According to Bezmenov, the KGB's goal was to take down America by slowly changing the minds of the population from within. He said the Soviet Union was producing Marxist-Leninist thoughts that are "being pumped into the heads of American students without [those thoughts] being counterbalanced by American/capitalistic values." Bezmenov posits that the children of the '60s are now the adults, in positions of power, and "you are stuck with them, you cannot get rid of them, you cannot change their minds even in the presence of facts, even if you show them that black is black and white is white."
It was incredibly fortuitous that Ronald Reagan was president when he was. Watching this interview, one shudders to think of the permanent damage that would have been done by a second Carter term.
Bezmenov cites Walter Mondale as the figure who will "promise all kinds of goodies and freebies, regardless of whether he can actually deliver them." You could substitute any current-day Democrat for "Mondale," and it would be the exact same thing.
Whether the Soviets or China, the point is clear: as Beznemov says, "unless you wake up, you only have several years. The time bomb is ticking, the disaster is coming and unlike myself, you will have nowhere to defect to."
President Reagan understood the threat to a greater degree than any post–World War II president before him. Reagan's military build-up and tough foreign policy did, in fact, force the Soviets to change their behavior, and those policies led to the dissolution of the Soviet Union and the pulling back of the Iron Curtain.

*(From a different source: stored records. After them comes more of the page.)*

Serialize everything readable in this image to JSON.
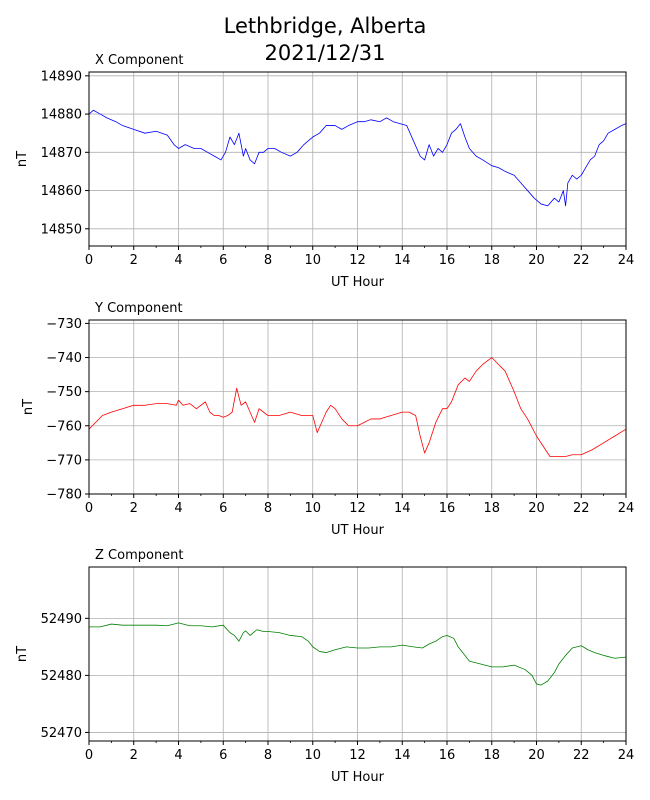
{
  "figure": {
    "title_line1": "Lethbridge, Alberta",
    "title_line2": "2021/12/31"
  },
  "chart_data": [
    {
      "type": "line",
      "title": "X Component",
      "xlabel": "UT Hour",
      "ylabel": "nT",
      "xlim": [
        0,
        24
      ],
      "ylim": [
        14845.5,
        14891
      ],
      "xticks": [
        0,
        2,
        4,
        6,
        8,
        10,
        12,
        14,
        16,
        18,
        20,
        22,
        24
      ],
      "yticks": [
        14850,
        14860,
        14870,
        14880,
        14890
      ],
      "grid": true,
      "color": "#0000ff",
      "series": [
        {
          "x": [
            0,
            0.2,
            0.5,
            0.8,
            1.2,
            1.5,
            2.0,
            2.5,
            3.0,
            3.5,
            3.8,
            4.0,
            4.3,
            4.7,
            5.0,
            5.3,
            5.6,
            5.9,
            6.1,
            6.3,
            6.5,
            6.7,
            6.9,
            7.0,
            7.2,
            7.4,
            7.6,
            7.8,
            8.0,
            8.3,
            8.6,
            9.0,
            9.3,
            9.6,
            10.0,
            10.3,
            10.6,
            11.0,
            11.3,
            11.6,
            12.0,
            12.3,
            12.6,
            13.0,
            13.3,
            13.6,
            13.9,
            14.2,
            14.5,
            14.8,
            15.0,
            15.2,
            15.4,
            15.6,
            15.8,
            16.0,
            16.2,
            16.4,
            16.6,
            16.8,
            17.0,
            17.3,
            17.6,
            18.0,
            18.3,
            18.6,
            19.0,
            19.3,
            19.6,
            19.9,
            20.2,
            20.5,
            20.8,
            21.0,
            21.2,
            21.3,
            21.4,
            21.6,
            21.8,
            22.0,
            22.2,
            22.4,
            22.6,
            22.8,
            23.0,
            23.2,
            23.5,
            23.8,
            24.0
          ],
          "y": [
            14880,
            14881,
            14880,
            14879,
            14878,
            14877,
            14876,
            14875,
            14875.5,
            14874.5,
            14872,
            14871,
            14872,
            14871,
            14871,
            14870,
            14869,
            14868,
            14870,
            14874,
            14872,
            14875,
            14869,
            14871,
            14868,
            14867,
            14870,
            14870,
            14871,
            14871,
            14870,
            14869,
            14870,
            14872,
            14874,
            14875,
            14877,
            14877,
            14876,
            14877,
            14878,
            14878,
            14878.5,
            14878,
            14879,
            14878,
            14877.5,
            14877,
            14873,
            14869,
            14868,
            14872,
            14869,
            14871,
            14870,
            14872,
            14875,
            14876,
            14877.5,
            14874,
            14871,
            14869,
            14868,
            14866.5,
            14866,
            14865,
            14864,
            14862,
            14860,
            14858,
            14856.5,
            14856,
            14858,
            14857,
            14860,
            14856,
            14862,
            14864,
            14863,
            14864,
            14866,
            14868,
            14869,
            14872,
            14873,
            14875,
            14876,
            14877,
            14877.5
          ]
        }
      ]
    },
    {
      "type": "line",
      "title": "Y Component",
      "xlabel": "UT Hour",
      "ylabel": "nT",
      "xlim": [
        0,
        24
      ],
      "ylim": [
        -780,
        -729
      ],
      "xticks": [
        0,
        2,
        4,
        6,
        8,
        10,
        12,
        14,
        16,
        18,
        20,
        22,
        24
      ],
      "yticks": [
        -780,
        -770,
        -760,
        -750,
        -740,
        -730
      ],
      "ytick_labels": [
        "−780",
        "−770",
        "−760",
        "−750",
        "−740",
        "−730"
      ],
      "grid": true,
      "color": "#ff0000",
      "series": [
        {
          "x": [
            0,
            0.3,
            0.6,
            1.0,
            1.5,
            2.0,
            2.5,
            3.0,
            3.5,
            3.9,
            4.0,
            4.2,
            4.5,
            4.8,
            5.0,
            5.2,
            5.4,
            5.6,
            5.8,
            6.0,
            6.2,
            6.4,
            6.6,
            6.8,
            7.0,
            7.2,
            7.4,
            7.6,
            7.8,
            8.0,
            8.5,
            9.0,
            9.5,
            10.0,
            10.2,
            10.4,
            10.6,
            10.8,
            11.0,
            11.3,
            11.6,
            12.0,
            12.3,
            12.6,
            13.0,
            13.5,
            14.0,
            14.3,
            14.6,
            14.8,
            15.0,
            15.2,
            15.5,
            15.8,
            16.0,
            16.2,
            16.5,
            16.8,
            17.0,
            17.3,
            17.6,
            18.0,
            18.3,
            18.6,
            19.0,
            19.3,
            19.6,
            20.0,
            20.3,
            20.6,
            21.0,
            21.3,
            21.6,
            22.0,
            22.5,
            23.0,
            23.5,
            24.0
          ],
          "y": [
            -761,
            -759,
            -757,
            -756,
            -755,
            -754,
            -754,
            -753.5,
            -753.5,
            -754,
            -752.5,
            -754,
            -753.5,
            -755,
            -754,
            -753,
            -756,
            -757,
            -757,
            -757.5,
            -757,
            -756,
            -749,
            -754,
            -753,
            -756,
            -759,
            -755,
            -756,
            -757,
            -757,
            -756,
            -757,
            -757,
            -762,
            -759,
            -756,
            -754,
            -755,
            -758,
            -760,
            -760,
            -759,
            -758,
            -758,
            -757,
            -756,
            -756,
            -757,
            -763,
            -768,
            -765,
            -759,
            -755,
            -755,
            -753,
            -748,
            -746,
            -747,
            -744,
            -742,
            -740,
            -742,
            -744,
            -750,
            -755,
            -758,
            -763,
            -766,
            -769,
            -769,
            -769,
            -768.5,
            -768.5,
            -767,
            -765,
            -763,
            -761
          ]
        }
      ]
    },
    {
      "type": "line",
      "title": "Z Component",
      "xlabel": "UT Hour",
      "ylabel": "nT",
      "xlim": [
        0,
        24
      ],
      "ylim": [
        52468.5,
        52499
      ],
      "xticks": [
        0,
        2,
        4,
        6,
        8,
        10,
        12,
        14,
        16,
        18,
        20,
        22,
        24
      ],
      "yticks": [
        52470,
        52480,
        52490
      ],
      "grid": true,
      "color": "#008000",
      "series": [
        {
          "x": [
            0,
            0.5,
            1.0,
            1.5,
            2.0,
            2.5,
            3.0,
            3.5,
            4.0,
            4.5,
            5.0,
            5.5,
            6.0,
            6.3,
            6.5,
            6.7,
            6.9,
            7.0,
            7.2,
            7.5,
            7.8,
            8.0,
            8.5,
            9.0,
            9.5,
            9.8,
            10.0,
            10.3,
            10.6,
            11.0,
            11.5,
            12.0,
            12.5,
            13.0,
            13.5,
            14.0,
            14.5,
            14.9,
            15.2,
            15.5,
            15.8,
            16.0,
            16.3,
            16.5,
            16.8,
            17.0,
            17.5,
            18.0,
            18.5,
            19.0,
            19.5,
            19.8,
            20.0,
            20.2,
            20.5,
            20.8,
            21.0,
            21.3,
            21.6,
            22.0,
            22.3,
            22.6,
            23.0,
            23.5,
            24.0
          ],
          "y": [
            52488.5,
            52488.5,
            52489,
            52488.8,
            52488.8,
            52488.8,
            52488.8,
            52488.7,
            52489.2,
            52488.7,
            52488.7,
            52488.5,
            52488.8,
            52487.5,
            52487,
            52486,
            52487.5,
            52487.8,
            52487,
            52488,
            52487.7,
            52487.7,
            52487.5,
            52487,
            52486.8,
            52486,
            52485,
            52484.2,
            52484,
            52484.5,
            52485,
            52484.8,
            52484.8,
            52485,
            52485,
            52485.3,
            52485,
            52484.8,
            52485.5,
            52486,
            52486.8,
            52487,
            52486.5,
            52485,
            52483.5,
            52482.5,
            52482,
            52481.5,
            52481.5,
            52481.8,
            52481,
            52480,
            52478.5,
            52478.3,
            52479,
            52480.5,
            52482,
            52483.5,
            52484.8,
            52485.2,
            52484.5,
            52484,
            52483.5,
            52483,
            52483.2
          ]
        }
      ]
    }
  ]
}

Unfortunately, Reagan's successors — George H.W. Bush, Bill Clinton, George W. Bush and Barack Obama — were all committed globalists, more concerned with world economic equality; "social justice"; the introduction of distorted societal values (such as unbiological redefinition of sex); open U.S. borders; outsourcing our manufacturing through one-sided international trade agreements designed, inexplicably, to give other nations economic parity — or advantage! — over America; and the intentional use of seemingly random issues like climate to forge multi-national wealth transfer arrangements from the U.S to third-world countries, at the expense of American workers and American jobs, as some kind of supposed admission and apology for our centuries of bad acts and taking unfair advantage of other countries.